Sparks: I would add that smoking is also of concern in ANCA-associated vasculitis. Thus, smoking likely contributes to the spectrum of systemic rheumatic diseases.
Healio: Beyond the obvious, what are the risks in those particular patients?
Sparks: It seems smoking may be a trigger for autoantibody development that may occur in people years before they develop symptoms or clinical manifestations. This also implicates other inhalants into systemic rheumatic disease pathogenesis. For people with systemic rheumatic diseases, it may contribute to flares, organ damage, and more severe disease manifestations.
Costenbader: Fortunately, smoking rates have declined over the decades, but people do continue to smoke. Smoking is much more common today in Europe and Asia than it is in the United States, but young people are picking it up again. More men still smoke and tend to be heavier smokers than women, but not by much. Around 13% of adult men and 10% of adult women in the United States still smoke.
Healio: How do you talk to your patients about quitting? What strategies do you use or recommend?
Sparks: Many patients do not know that there is any relationship between smoking and the presence and activity of their systemic rheumatic disease. This can sometimes motivate them beyond the other known health benefits of quitting smoking.

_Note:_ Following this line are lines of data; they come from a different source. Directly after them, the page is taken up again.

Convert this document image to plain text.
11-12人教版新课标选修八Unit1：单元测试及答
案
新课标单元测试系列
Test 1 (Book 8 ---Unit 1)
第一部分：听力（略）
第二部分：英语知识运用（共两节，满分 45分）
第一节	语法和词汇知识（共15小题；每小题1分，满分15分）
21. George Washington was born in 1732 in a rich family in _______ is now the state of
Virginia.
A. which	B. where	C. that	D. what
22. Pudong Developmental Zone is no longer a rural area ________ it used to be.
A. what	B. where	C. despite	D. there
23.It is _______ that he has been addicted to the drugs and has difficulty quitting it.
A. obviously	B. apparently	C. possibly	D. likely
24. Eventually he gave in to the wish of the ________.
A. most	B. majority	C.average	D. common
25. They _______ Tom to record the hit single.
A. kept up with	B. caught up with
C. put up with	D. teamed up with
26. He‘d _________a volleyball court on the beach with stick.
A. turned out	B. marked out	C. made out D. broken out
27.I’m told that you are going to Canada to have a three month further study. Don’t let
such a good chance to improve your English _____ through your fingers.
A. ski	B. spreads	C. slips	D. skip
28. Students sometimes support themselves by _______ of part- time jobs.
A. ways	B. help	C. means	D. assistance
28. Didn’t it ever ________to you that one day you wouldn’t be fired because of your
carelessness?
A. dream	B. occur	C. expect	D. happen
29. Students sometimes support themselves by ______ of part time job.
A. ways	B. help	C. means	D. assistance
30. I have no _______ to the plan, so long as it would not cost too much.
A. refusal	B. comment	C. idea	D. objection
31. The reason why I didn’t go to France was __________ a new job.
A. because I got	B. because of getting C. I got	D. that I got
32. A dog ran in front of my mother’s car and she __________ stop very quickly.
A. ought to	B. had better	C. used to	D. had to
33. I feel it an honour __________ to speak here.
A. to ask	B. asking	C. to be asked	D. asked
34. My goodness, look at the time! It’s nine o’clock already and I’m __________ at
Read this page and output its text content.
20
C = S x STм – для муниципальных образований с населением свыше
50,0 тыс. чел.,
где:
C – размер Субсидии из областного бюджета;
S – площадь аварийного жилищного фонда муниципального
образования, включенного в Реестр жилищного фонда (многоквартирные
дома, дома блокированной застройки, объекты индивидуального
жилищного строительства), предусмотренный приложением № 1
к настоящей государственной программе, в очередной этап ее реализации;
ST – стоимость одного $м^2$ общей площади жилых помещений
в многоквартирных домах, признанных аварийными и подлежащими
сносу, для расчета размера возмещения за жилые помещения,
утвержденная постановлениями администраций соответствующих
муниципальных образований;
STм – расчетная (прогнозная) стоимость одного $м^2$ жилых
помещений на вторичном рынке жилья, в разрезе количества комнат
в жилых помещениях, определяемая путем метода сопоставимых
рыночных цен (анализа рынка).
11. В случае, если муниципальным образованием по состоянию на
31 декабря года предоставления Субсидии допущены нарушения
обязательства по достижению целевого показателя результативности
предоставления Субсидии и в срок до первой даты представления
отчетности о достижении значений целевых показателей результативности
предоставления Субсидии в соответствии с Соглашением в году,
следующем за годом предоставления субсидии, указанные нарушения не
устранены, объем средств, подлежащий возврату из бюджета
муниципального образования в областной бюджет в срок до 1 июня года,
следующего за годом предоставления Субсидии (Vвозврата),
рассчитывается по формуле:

Costenbader: I talk frequently to my patients who smoke about quitting, and we have even had some success. Of course, I provide copious evidence that smoking is very bad for their health, as well as lots of encouragement and positive reinforcement. I talk about tapering off cigarettes in the same way that I talk about tapering off corticosteroids. Both are addictive and you have to go down slowly and move in the right direction. I suggest setting quit dates and giving yourself rewards for staying off.
There are smoking cessation clinics, smoking cessation medications and multiple strategies available online. Family and social support and support groups really help as well.
Healio: What thoughts or advice do you have for your rheumatology colleagues about talking to patients about quitting?
Sparks: Patients really value the advice from their rheumatology provider. Even a small conversation can have a big impact on patient behavior.
Healio: How serious is the issue of vaping? Is this a more serious concern in younger or adolescent patients, or are you seeing it in patients of all ages?
Costenbader: Vaping is on the rise, but luckily there is some new legislation making vapes less available for young people. These were really shamelessly marketed for younger adults, and even adolescents and kids.
Unfortunately, the serious health consequences of vaping have not even been thoroughly studied yet. However, vaping is associated with lung disease, and since many of the effects of cigarettes on autoimmune disease are through pulmonary inflammation, it is very likely that vaping poses serious health concerns for autoimmune rheumatic diseases in the same way.
Sparks: Vaping is certainly more prevalent in younger populations, but it seems uptake may increase even in older people. The impact of vaping on susceptibility and outcomes in systemic rheumatic disease patients needs to be studied.
Healio: What can organizations like the ACR do to help patients quit?
Sparks: Increasing education about the relationship of smoking with systemic rheumatic diseases is needed beyond its other known health risks. The ACR could provide resources to physicians and patients about methods to quit smoking.